Latency-Sensitive Tasks:GPUs are optimized for throughput and parallelism but may introduce higher latency for certain operations. Tasks that are sensitive to latency rather than raw processing power might be better suited for CPUs.

Data Transfer Overhead: If there is a need to frequently transfer data between the CPU and GPU (e.g., for synchronization or communication between the two), the overhead of data transfer can impact overall performance.

Thread Divergence: In some parallel algorithms, threads may diverge, meaning they take different paths of execution. This can lead to inefficient use of GPU resources and impact performance.
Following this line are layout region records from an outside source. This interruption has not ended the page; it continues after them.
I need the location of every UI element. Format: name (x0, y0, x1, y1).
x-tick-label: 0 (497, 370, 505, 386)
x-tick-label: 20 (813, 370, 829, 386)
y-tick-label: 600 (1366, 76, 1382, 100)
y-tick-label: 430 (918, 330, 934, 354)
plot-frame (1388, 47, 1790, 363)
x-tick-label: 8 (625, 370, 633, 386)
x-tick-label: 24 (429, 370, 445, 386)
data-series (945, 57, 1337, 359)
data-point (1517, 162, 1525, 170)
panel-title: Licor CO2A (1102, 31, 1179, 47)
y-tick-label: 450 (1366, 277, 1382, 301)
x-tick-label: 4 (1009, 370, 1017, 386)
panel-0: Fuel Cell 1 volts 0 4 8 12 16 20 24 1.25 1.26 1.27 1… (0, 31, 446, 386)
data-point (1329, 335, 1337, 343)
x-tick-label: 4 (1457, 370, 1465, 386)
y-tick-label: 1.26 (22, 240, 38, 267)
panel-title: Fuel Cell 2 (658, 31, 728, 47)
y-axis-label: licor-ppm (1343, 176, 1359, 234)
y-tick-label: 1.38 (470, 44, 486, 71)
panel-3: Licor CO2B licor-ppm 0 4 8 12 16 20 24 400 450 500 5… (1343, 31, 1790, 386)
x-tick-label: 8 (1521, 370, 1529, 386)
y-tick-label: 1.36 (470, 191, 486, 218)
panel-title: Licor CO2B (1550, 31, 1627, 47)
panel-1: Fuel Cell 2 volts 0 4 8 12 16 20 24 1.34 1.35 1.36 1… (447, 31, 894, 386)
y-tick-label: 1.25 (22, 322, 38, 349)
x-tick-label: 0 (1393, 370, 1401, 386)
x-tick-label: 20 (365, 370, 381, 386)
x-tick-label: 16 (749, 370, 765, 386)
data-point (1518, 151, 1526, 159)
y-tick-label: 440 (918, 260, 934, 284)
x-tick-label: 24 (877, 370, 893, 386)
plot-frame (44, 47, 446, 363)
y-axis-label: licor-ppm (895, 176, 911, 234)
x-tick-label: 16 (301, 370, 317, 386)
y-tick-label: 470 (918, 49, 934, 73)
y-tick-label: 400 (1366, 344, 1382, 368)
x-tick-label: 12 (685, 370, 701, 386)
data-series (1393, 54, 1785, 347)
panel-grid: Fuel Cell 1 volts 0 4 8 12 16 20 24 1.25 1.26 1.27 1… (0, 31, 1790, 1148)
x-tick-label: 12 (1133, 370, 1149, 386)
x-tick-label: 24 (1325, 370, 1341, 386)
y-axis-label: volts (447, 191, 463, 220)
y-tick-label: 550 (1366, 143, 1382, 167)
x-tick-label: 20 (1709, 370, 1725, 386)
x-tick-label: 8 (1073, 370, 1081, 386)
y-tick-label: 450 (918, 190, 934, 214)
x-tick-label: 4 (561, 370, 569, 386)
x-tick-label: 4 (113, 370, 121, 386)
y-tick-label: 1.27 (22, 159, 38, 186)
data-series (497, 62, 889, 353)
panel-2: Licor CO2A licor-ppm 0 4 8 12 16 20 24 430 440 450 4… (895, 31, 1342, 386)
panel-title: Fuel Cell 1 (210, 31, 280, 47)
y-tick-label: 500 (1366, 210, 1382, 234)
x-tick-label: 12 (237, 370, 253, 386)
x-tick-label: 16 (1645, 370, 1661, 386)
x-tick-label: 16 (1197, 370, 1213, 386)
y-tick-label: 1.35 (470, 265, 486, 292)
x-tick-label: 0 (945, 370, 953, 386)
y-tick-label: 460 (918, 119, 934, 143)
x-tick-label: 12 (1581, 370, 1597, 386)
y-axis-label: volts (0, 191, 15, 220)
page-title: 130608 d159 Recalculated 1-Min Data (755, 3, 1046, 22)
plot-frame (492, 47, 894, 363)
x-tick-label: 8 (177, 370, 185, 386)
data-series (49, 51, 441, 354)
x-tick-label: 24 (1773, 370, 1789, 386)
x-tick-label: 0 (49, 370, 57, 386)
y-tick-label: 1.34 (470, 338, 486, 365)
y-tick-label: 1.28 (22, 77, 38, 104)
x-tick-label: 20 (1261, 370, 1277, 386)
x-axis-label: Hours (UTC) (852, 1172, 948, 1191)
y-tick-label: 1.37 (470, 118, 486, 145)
Limited Cache Size: Some GPUs have smaller cache sizes compared to high-end CPUs. For workloads that heavily rely on caching, a smaller cache size may result in more frequent memory accesses, potentially impacting performance.

Instruction Set Differences: CPUs and GPUs may have different instruction sets optimized for different types of computations. If a workload is not well-matched to the GPU's architecture, it may not perform as well.

Single-Precision vs. Double-Precision Performance: GPUs often excel in single-precision floating-point operations but may have lower performance in double-precision calculations. Some scientific and engineering workloads heavily rely on double-precision, and in such cases, a CPU might be more suitable.

Task Overhead: GPU cores are optimized for handling a large number of simple calculations simultaneously. If the task involves significant overhead per calculation, the GPU's advantage in raw processing power may be mitigated.

This page might help you further.

YOODS-Xu commented 9 months ago

@Iffa-Intel It is very kind of you giving me so many information. I will learn your document.

Iffa-Intel commented 9 months ago

@YOODS-Xu If you don't have any other inquiries, shall I close this thread?

Iffa-Intel commented 9 months ago

Closing issue, feel free to re-open or start a new issue if additional assistance is needed.

YOODS-Xu commented 8 months ago

I am so sorry for the late reply. I fractured a bone and today is my first working day from the sick leave. Thank you very much for your support.